Gov. Chris Christie (R) has decided to withdraw his appeal in a New Jersey same-sex marriage case, just a few hours after such marriages became legal.   [WATCH VIDEO]

“Although the Governor strongly disagrees with the Court substituting its judgment for the constitutional process of the elected branches or a vote of the people, the Court has now spoken clearly as to their view of the New Jersey Constitution and, therefore, same-sex marriage is the law,” the Christie administration said in a release. 

The New Jersey Supreme Court decided Friday to allow same-sex marriages in the state, which a lower court had ruled constitutional last month. 

Municipalities began issuing marriage licenses to same-sex couples at midnight Monday. Newark Mayor and Sen.-elect Cory Booker even officiated couples’ ceremonies. 

Christie’s administration was in the process of appealing the ruling, but the state Supreme Court’s justices decided not to delay the lower court's decision because they didn’t think Christie would ultimately win the case. 

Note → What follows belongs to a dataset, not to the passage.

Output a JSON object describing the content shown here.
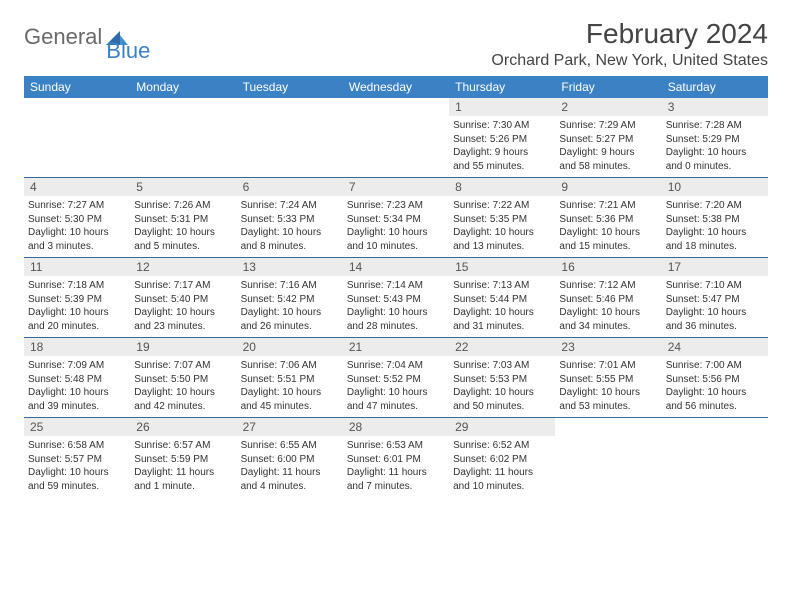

The governor’s decision to drop his appeal came as a surprise Monday because of his opposition to gay marriage. Christie, considered a likely contender for the GOP presidential race in 2016, has previously only voiced his support for civil unions, which New Jersey has offered since 2007. 

“The Governor will do his constitutional duty and ensure his Administration enforces the law as dictated by the New Jersey Supreme Court,” the release continued. 

He advised his acting attorney general to drop the appeal. 

New Jersey becomes the 14th state to legalize same-sex marriage. It comes the same year the Supreme Court ruled the Defense of Marriage Act unconstitutional, thereby authorizing the federal government to recognize states’ laws.